# make hash out of male plant?



## BOBMARLEY420

is it possible to make hash off the leaves of a male?


----------



## booradley

yes it is...


----------



## [email protected]

if you have trichomes on the leaves, you can make hash. but you need trichomes and lots of them. last year i had about 4 pounds of dry kiff and i used the bubble bag method. i ended up with 8 grams of hash. 
hope all goes well.


----------



## Draston

Earlier this grow I got 5 males that had been in flower only 1 week, 1.5 weeks tops! Made hash out of them and got about 2 grams... It was worth it because I had nothing to smoke at the time .


----------



## [email protected]

nice, hash!


----------



## KBA in CT

Yes, good way to actually use the males most people throw away. But make sure the males are almost fully grown, that way get the most trichomes which you need to make hash.


----------



## stickyfingersguy

if you can keep them than you may as well use male plants for something useful, apart from breeding obviously


----------



## ob1kinsmokey

making hash from males, for me is just a pain- did it once, and wont ever again.
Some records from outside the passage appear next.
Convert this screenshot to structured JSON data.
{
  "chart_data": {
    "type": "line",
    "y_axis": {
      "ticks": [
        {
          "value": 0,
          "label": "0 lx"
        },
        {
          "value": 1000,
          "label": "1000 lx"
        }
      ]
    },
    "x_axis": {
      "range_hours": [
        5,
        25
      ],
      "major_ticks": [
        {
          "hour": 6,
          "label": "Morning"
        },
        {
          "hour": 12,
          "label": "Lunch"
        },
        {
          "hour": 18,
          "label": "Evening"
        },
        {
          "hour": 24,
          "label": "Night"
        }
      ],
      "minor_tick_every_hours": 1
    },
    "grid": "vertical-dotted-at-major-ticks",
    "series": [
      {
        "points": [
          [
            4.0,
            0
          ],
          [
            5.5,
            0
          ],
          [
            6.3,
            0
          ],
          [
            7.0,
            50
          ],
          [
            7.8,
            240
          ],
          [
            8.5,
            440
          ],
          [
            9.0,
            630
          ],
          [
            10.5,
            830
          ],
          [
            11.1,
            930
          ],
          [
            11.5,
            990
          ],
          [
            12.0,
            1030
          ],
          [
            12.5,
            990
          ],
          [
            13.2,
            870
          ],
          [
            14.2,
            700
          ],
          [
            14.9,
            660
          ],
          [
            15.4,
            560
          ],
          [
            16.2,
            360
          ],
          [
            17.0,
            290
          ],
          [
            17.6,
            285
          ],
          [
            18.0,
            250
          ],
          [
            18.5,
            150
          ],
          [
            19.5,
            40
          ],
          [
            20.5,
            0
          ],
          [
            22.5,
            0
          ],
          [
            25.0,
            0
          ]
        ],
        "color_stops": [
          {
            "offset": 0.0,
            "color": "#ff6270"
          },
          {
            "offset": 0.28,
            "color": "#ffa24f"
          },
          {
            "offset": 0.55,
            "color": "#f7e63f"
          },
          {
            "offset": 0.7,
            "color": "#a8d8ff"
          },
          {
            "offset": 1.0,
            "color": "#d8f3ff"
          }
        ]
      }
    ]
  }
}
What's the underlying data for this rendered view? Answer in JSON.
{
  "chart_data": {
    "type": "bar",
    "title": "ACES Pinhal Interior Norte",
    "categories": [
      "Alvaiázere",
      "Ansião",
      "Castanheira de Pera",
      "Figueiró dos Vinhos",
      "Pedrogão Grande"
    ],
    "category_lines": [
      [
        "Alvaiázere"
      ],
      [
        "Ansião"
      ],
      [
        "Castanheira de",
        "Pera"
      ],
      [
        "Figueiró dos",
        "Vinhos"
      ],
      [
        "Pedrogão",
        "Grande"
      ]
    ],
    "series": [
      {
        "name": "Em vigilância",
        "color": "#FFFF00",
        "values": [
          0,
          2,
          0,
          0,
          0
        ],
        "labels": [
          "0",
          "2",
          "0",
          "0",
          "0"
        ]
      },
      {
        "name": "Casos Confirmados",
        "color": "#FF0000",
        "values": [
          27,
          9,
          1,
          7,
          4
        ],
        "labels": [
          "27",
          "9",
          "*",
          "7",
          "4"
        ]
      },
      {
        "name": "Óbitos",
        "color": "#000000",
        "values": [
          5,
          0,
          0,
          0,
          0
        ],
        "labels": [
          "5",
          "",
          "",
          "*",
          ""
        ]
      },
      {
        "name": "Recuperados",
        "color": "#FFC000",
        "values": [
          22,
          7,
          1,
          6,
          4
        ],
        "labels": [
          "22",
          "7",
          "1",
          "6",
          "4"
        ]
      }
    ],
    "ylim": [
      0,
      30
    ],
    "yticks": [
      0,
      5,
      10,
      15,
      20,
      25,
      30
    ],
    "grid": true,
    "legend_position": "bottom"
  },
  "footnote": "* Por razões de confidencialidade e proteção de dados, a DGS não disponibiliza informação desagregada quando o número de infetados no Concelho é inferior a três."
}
I personally havent had a male plant that produces a whole lot of resin - but you could make hash oil from the leaves of a male plant, since the method is actually using the gas to pul the thc/cbd components from the leaves. but it would be soarly impotent and probably a harsh smoke- the papers, or coals used to smoke the oil would probably be more valuable than the oil itself- but hey if your fiended your fiended- you gotta smoke somethin


----------